We stopped giving Margot Dex steroids following a short 5 day course earlier this week. The last time Margot received Dex steroids we noted a suppression of her white cell count two days after the five day course of Dex was complete. By that reckoning, IF there is a similar effect this time around, we ought to see a reduction in Margot’s white cell count on Monday. Alternatively, if the rise in white cells continues at the current rate, then by Monday we may well see a spiralling of the white cell count.
Sadly, this is all rather academic now.
Over the last 24 hours, Margot has needed much more intensive pain relief.
We know that she is very likely to be experiencing bone pain and have been treating this for weeks now with various drug cocktails, but increasingly she is complaining in particular about her knee hurting.
We are also back on ‘temperature watch’ – again, the Dex will have helped dampen down the fevers and since it stopped, we are once again regularly using Ibuprofen and paracetamol to try and control her high temperatures.
In spite of being weak and having very low energy levels, when awake Margot’s spirit is willing and she still insists on sitting up and playing / painting, watching her Peppa Pig & Singing Hands programmes and having the Blue Kangaroo books read to her.
We love you Margot.
24 October 2014
An hour at a time.
Margot’s condition has deteriorated significantly over the past couple of days and in particular since yesterday afternoon; she’s now in a very poor and fragile state.
A syringe driver has been introduced to combat the increased & more intensive need for pain relief. This is a pump that runs 24 hours a day, continuously administering a slow infusion comprising morphine & ketamine and latterly midazolam and anti sickness meds as well.
To compound matters, Margot has picked up a line infection in her port and consequently today, the port has been de accessed and the syringe driver is now working via sub cutaneous access in her right leg.
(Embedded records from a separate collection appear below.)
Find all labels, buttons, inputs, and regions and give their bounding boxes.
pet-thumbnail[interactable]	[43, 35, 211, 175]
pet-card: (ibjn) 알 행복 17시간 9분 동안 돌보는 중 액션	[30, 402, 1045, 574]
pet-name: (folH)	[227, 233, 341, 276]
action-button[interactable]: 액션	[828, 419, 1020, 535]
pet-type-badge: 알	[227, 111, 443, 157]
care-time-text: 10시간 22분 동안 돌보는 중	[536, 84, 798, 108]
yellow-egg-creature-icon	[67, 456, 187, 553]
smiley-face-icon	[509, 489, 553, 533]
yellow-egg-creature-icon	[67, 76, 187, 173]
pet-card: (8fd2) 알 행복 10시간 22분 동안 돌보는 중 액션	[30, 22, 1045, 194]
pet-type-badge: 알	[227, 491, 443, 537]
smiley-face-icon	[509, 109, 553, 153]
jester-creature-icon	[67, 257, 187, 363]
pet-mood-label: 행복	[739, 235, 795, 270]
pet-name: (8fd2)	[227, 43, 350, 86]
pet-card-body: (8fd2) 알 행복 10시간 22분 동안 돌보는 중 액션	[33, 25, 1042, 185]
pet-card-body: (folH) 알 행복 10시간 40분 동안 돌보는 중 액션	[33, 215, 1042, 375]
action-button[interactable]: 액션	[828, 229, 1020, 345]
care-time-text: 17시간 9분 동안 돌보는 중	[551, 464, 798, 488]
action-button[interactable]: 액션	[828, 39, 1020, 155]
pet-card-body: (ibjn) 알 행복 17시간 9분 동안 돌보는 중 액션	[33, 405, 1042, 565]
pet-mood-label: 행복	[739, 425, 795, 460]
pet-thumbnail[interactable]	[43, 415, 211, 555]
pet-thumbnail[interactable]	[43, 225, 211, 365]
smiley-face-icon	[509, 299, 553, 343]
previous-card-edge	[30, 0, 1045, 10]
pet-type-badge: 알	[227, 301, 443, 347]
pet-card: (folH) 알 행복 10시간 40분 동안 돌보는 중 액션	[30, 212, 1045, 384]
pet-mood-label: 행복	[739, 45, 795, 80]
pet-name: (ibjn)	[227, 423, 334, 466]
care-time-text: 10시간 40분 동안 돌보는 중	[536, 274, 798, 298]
It’s an extremely difficult time for Margot and for all the family. The only thing we can now do is continue to monitor her constantly changing condition and try and keep her comfortable.
Margot has been asleep all day and she continues to sleep peacefully. Mercifully, for now at least the drugs appear to be working.
26 October 2014
Thank you for all your love and support.
At 10:24 this morning, our dear little daughter, Margot passed away at home.
She died peacefully and was surrounded by those who love her.
Thank you for all your love and support.